Netflix Is Turning A Popular Web Comic Into A Korean Drama

Prepare yourselves, K-drama addicts.

K-drama addicts should brace themselves for a binge-fest in 2018. Netflix announced Wednesday that it will be producing its first original Korean drama based on an already popular Korean Web comic.

The new show, “Love Alarm,” will be a 12-episode live-action version of South Korean graphic novelist Chon Kye-Young’s Web comic of the same name.

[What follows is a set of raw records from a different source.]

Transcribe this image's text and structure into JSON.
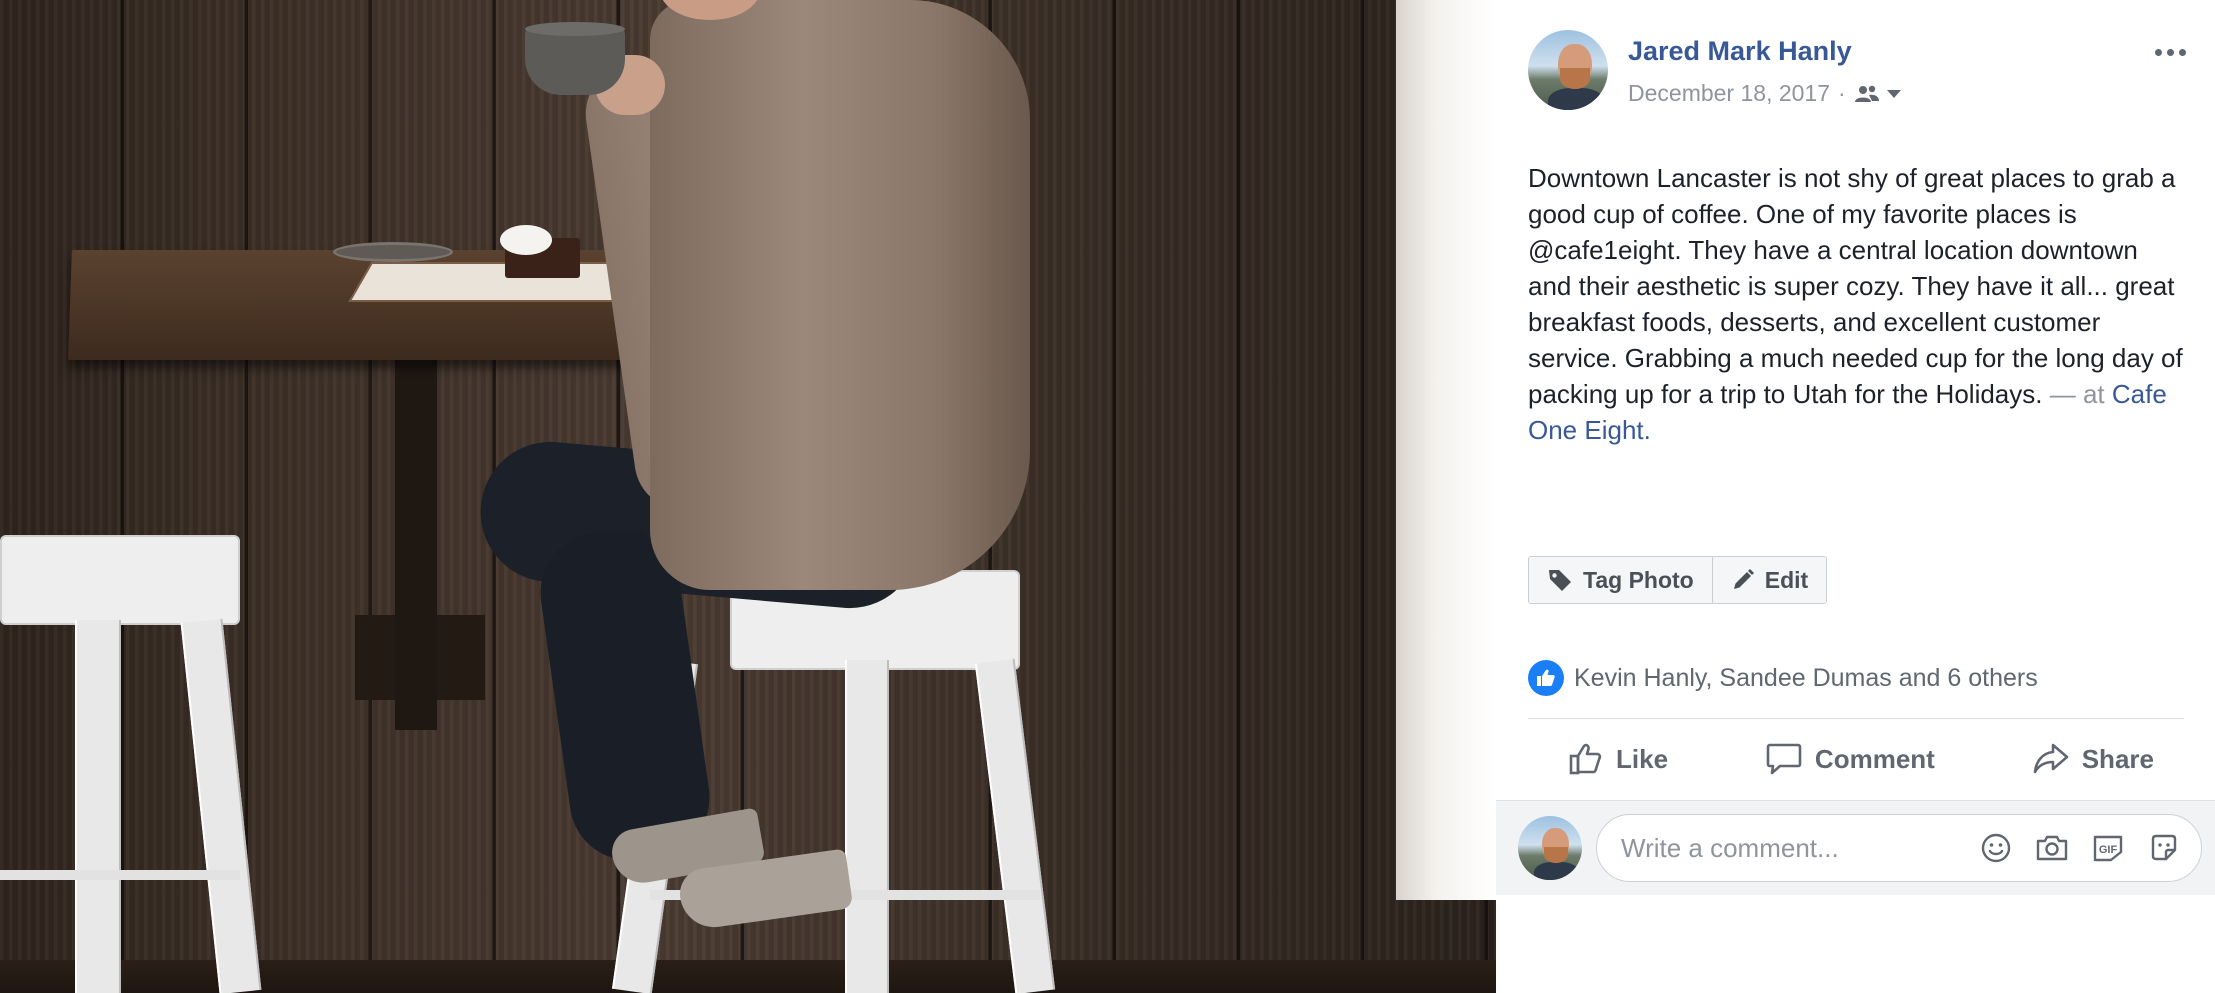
{
  "photo": {
    "alt_icon": "photo-of-man-drinking-coffee"
  },
  "post": {
    "author": "Jared Mark Hanly",
    "date": "December 18, 2017",
    "separator": "·",
    "audience_icon": "friends-icon",
    "text": "Downtown Lancaster is not shy of great places to grab a good cup of coffee. One of my favorite places is @cafe1eight. They have a central location downtown and their aesthetic is super cozy. They have it all... great breakfast foods, desserts, and excellent customer service. Grabbing a much needed cup for the long day of packing up for a trip to Utah for the Holidays.",
    "at_label": " — at ",
    "place": "Cafe One Eight."
  },
  "photo_actions": {
    "tag_label": "Tag Photo",
    "edit_label": "Edit"
  },
  "reactions": {
    "summary": "Kevin Hanly, Sandee Dumas and 6 others"
  },
  "actions": {
    "like": "Like",
    "comment": "Comment",
    "share": "Share"
  },
  "comment": {
    "placeholder": "Write a comment..."
  },
  "colors": {
    "link": "#385898",
    "muted": "#90949c",
    "like_blue": "#1a7ef5",
    "text": "#1d2129"
  }
}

Similar to Chon’s existing work, the Netflix series will follow the story of a software developer who creates an app that tells users if someone within 10 meters has a crush on them.

The new show, slated to premiere next year, will be produced by Hidden Square, a newly formed South Korean production team, and producer Jaemoon Lee, who was involved in the making of several award-winning Korean dramas, including the police drama “Signal” and the drama-comedy “Misaeng,” also known as “An Incomplete Life.”

Chon Kye-Young has published five seasons of the Web comic "Love Alarm."
Chon Kye-Young has published five seasons of the Web comic "Love Alarm."

Korean drama shows can be very, very addictive. To put it in perspective, about 30 percent of South Korea’s population tuned in to watch “Descendants of the Sun,” the country’s most popular drama series, Forbes reported last summer. The sixth season finale of “The Walking Dead” pulled in only 4.4 percent of U.S. viewers, according to Moviefone.

And Netflix has already taken advantage of the genre’s addictiveness. The streaming giant has a few Korean dramas in its library already, including “Boys Over Flowers” and “Ms. Panda and Mr. Hedgehog.” This isn’t the company’s first foray in producing Asian shows either: In 2015, Netflix produced “Atelier,” an original Japanese drama about a woman working in a high-end lingerie shop.

Moviefone blames the addictiveness of K-dramas on their pretty aesthetics (beauty products are often used in product placements), their familiar archetypes that are played with slight cultural differences and their over-the-top drama (makjang in Korean), a cornerstone of the genre.

“We want ‘Love Alarm,’ the TV series, to exhibit the liveliness and expression of emotions, with visual treatments that will reflect Ms Chon’s vision when she created the story,” Lee, Netflix’s communications VP, said in a news release.

If 2018 seems too far away, you can catch up on the “Love Alarm” Web comic series now on South Korea’s Web portal Daum, where Chon publishes comics weekly. 

With five seasons published, you’ll have plenty of time to catch up until the live-action version hits Netflix.